Clipped from: https://www.thehindubusinessline.com/
The government has ruled out any Goods & Services (GST) hike for non-essential goods. It has also said ‘no’ to monetisation of deficit, for now.
The GST Council, that meets once in three months, is scheduled to meet before June 14.
As both the Centre and the States are facing a severe revenue crunch, there were speculations that some rate rejig could be done, especially on non-essential items such as electronic products or even tobacco-related products. “Consumer has to decide what is essential for him/her and what is non-essential. Demand for all goods to be induced,” a senior Finance Ministry official said, while ruling out any rate revision.
Monetisation of deficit
Not just GST, other sources of revenue have also dried up. At the same time, expenditure has gone beyond what is budgeted. Given this, the deficit (difference between income and expenditure of the government) should, perhaps, be monetisd by the RBI. Simply said, the RBI should print money and lend to the government. This practice was in vogue till fiscal year 1997-98, after which the government started borrowing from the market — lenders are banks, financial institutions and even the common man.
On being asked whether the government will go for monetisation, the official said ‘no’, but did not ruled it out permanently. “Let the bridge come, we will cross then only,” the official said.

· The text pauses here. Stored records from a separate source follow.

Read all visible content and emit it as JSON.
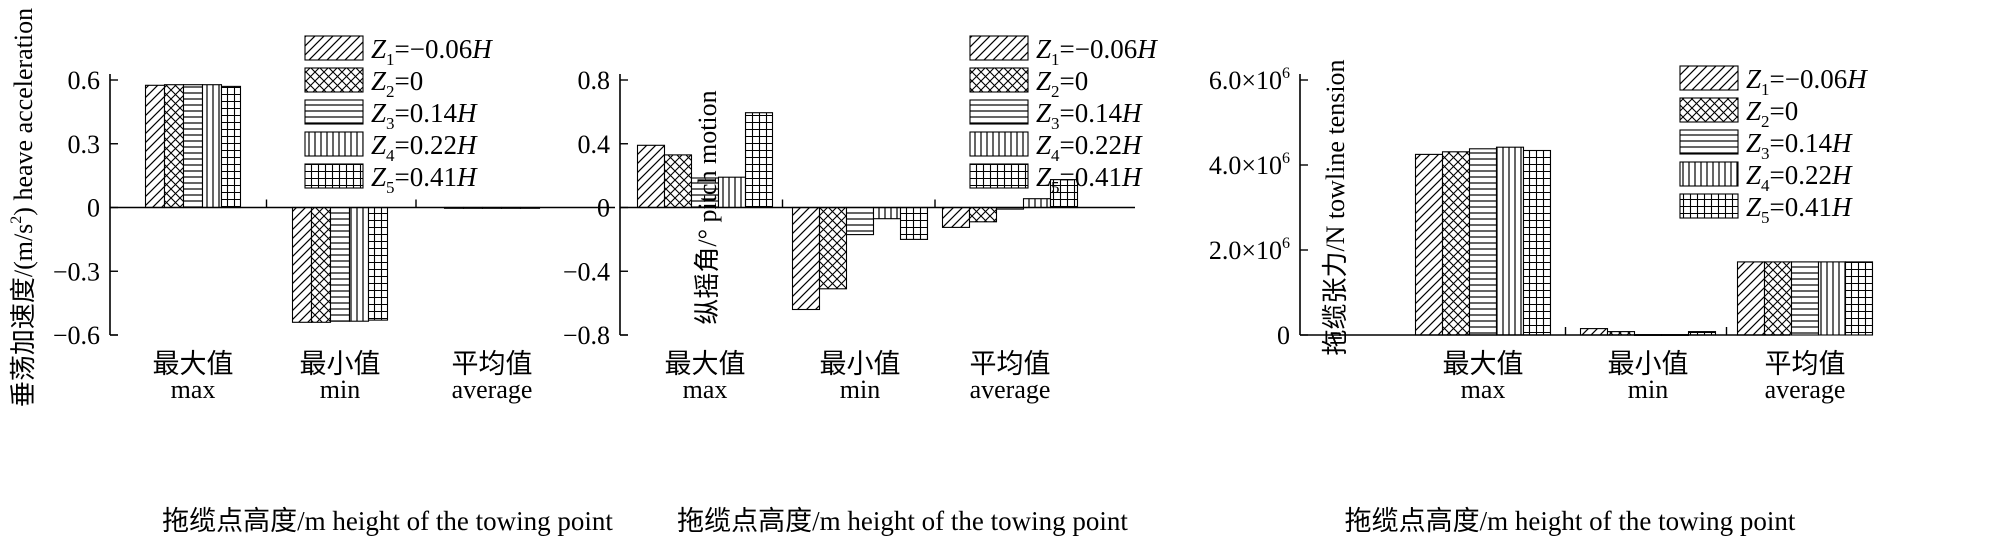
{
  "legend": [
    {
      "sym": "Z",
      "sub": "1",
      "rest": "=−0.06",
      "var": "H",
      "pattern": "pat-diag"
    },
    {
      "sym": "Z",
      "sub": "2",
      "rest": "=0",
      "var": "",
      "pattern": "pat-cross"
    },
    {
      "sym": "Z",
      "sub": "3",
      "rest": "=0.14",
      "var": "H",
      "pattern": "pat-horiz"
    },
    {
      "sym": "Z",
      "sub": "4",
      "rest": "=0.22",
      "var": "H",
      "pattern": "pat-vert"
    },
    {
      "sym": "Z",
      "sub": "5",
      "rest": "=0.41",
      "var": "H",
      "pattern": "pat-grid"
    }
  ],
  "chart_data": [
    {
      "type": "bar",
      "categories": [
        {
          "zh": "最大值",
          "en": "max"
        },
        {
          "zh": "最小值",
          "en": "min"
        },
        {
          "zh": "平均值",
          "en": "average"
        }
      ],
      "series": [
        {
          "values": [
            0.575,
            -0.54,
            0.0
          ]
        },
        {
          "values": [
            0.578,
            -0.54,
            0.0
          ]
        },
        {
          "values": [
            0.578,
            -0.535,
            0.0
          ]
        },
        {
          "values": [
            0.578,
            -0.535,
            0.0
          ]
        },
        {
          "values": [
            0.57,
            -0.53,
            0.0
          ]
        }
      ],
      "yticks": [
        {
          "v": 0.6,
          "label": "0.6"
        },
        {
          "v": 0.3,
          "label": "0.3"
        },
        {
          "v": 0,
          "label": "0"
        },
        {
          "v": -0.3,
          "label": "−0.3"
        },
        {
          "v": -0.6,
          "label": "−0.6"
        }
      ],
      "ylim": [
        -0.6,
        0.6
      ],
      "xlabel": "拖缆点高度/m height of the towing point",
      "ylabel": {
        "prefix": "垂荡加速度/(m/s",
        "sup": "2",
        "suffix": ") heave acceleration"
      }
    },
    {
      "type": "bar",
      "categories": [
        {
          "zh": "最大值",
          "en": "max"
        },
        {
          "zh": "最小值",
          "en": "min"
        },
        {
          "zh": "平均值",
          "en": "average"
        }
      ],
      "series": [
        {
          "values": [
            0.39,
            -0.64,
            -0.125
          ]
        },
        {
          "values": [
            0.33,
            -0.51,
            -0.09
          ]
        },
        {
          "values": [
            0.185,
            -0.17,
            -0.01
          ]
        },
        {
          "values": [
            0.19,
            -0.07,
            0.055
          ]
        },
        {
          "values": [
            0.595,
            -0.2,
            0.175
          ]
        }
      ],
      "yticks": [
        {
          "v": 0.8,
          "label": "0.8"
        },
        {
          "v": 0.4,
          "label": "0.4"
        },
        {
          "v": 0,
          "label": "0"
        },
        {
          "v": -0.4,
          "label": "−0.4"
        },
        {
          "v": -0.8,
          "label": "−0.8"
        }
      ],
      "ylim": [
        -0.8,
        0.8
      ],
      "xlabel": "拖缆点高度/m height of the towing point",
      "ylabel": {
        "prefix": "纵摇角/° pitch motion",
        "sup": "",
        "suffix": ""
      }
    },
    {
      "type": "bar",
      "categories": [
        {
          "zh": "最大值",
          "en": "max"
        },
        {
          "zh": "最小值",
          "en": "min"
        },
        {
          "zh": "平均值",
          "en": "average"
        }
      ],
      "series": [
        {
          "values": [
            4250000,
            150000,
            1720000
          ]
        },
        {
          "values": [
            4310000,
            80000,
            1720000
          ]
        },
        {
          "values": [
            4380000,
            10000,
            1720000
          ]
        },
        {
          "values": [
            4420000,
            10000,
            1720000
          ]
        },
        {
          "values": [
            4340000,
            80000,
            1720000
          ]
        }
      ],
      "yticks": [
        {
          "v": 6000000,
          "label": "6.0×10",
          "sup": "6"
        },
        {
          "v": 4000000,
          "label": "4.0×10",
          "sup": "6"
        },
        {
          "v": 2000000,
          "label": "2.0×10",
          "sup": "6"
        },
        {
          "v": 0,
          "label": "0",
          "sup": ""
        }
      ],
      "ylim": [
        0,
        6000000
      ],
      "xlabel": "拖缆点高度/m height of the towing point",
      "ylabel": {
        "prefix": "拖缆张力/N towline tension",
        "sup": "",
        "suffix": ""
      }
    }
  ]
}
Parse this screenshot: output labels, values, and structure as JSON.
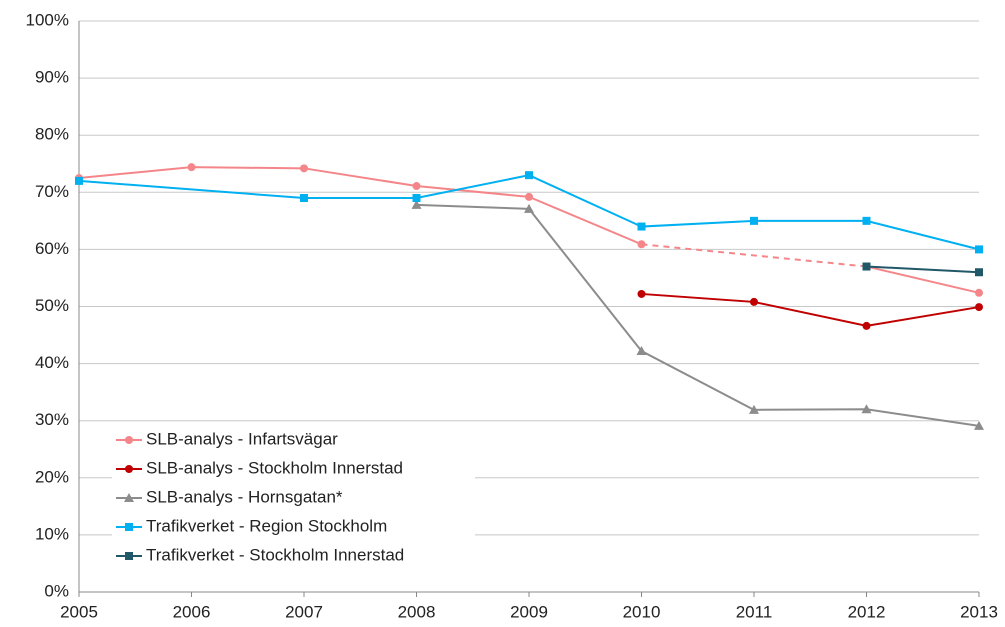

Monetisation has many effects. First, it pushes the inflation rate and, second, brings down the value of the currency. However, experts feel that a one-time solution will not have much repercussions, given that global crude prices are down.
Many industries, especially micro, small and medium (MSME) enterprises, have been facing cash flow problems following the lockdown, leading to a high number of employees being retrenched. According to Centre for Monitoring Indian Economy (CMIE), the unemployment rate has risen from 8.8 per cent in March to 23.5 per cent in April and seems to have remained stable at the elevated rate of around 24 per cent in May.
When asked what the government is doing on this front, the official said the Finance Ministry is engaging with Labour Ministry over job losses and salary cuts. It has asked the Ministry to collect data on job losses during Covid-19.
Foreign investment from China
Amid the spread of Covid-19, the government amended FDI rules last month by placing investment by certain countries in the approval route. This was mainly intended to check fund flow from China. On checks on foreign portfolio investment (FPI) investment from China, the official said, “no call had been taken on restricting China through FPI route.” FPI route means investment through the stock market.
The Financial Stability & Development Council, in its meeting on Thursday, discussed the concept of bad bank; however, no decision has been taken as of now. A bad bank is a corporate structure that isolates illiquid and high-risk assets held by a bank or a financial organisation, or perhaps a group of banks or financial organisations. On actual credit flow, the official said loan has been sanctioned but there has been no disbusrsal though many enterprises have made requests.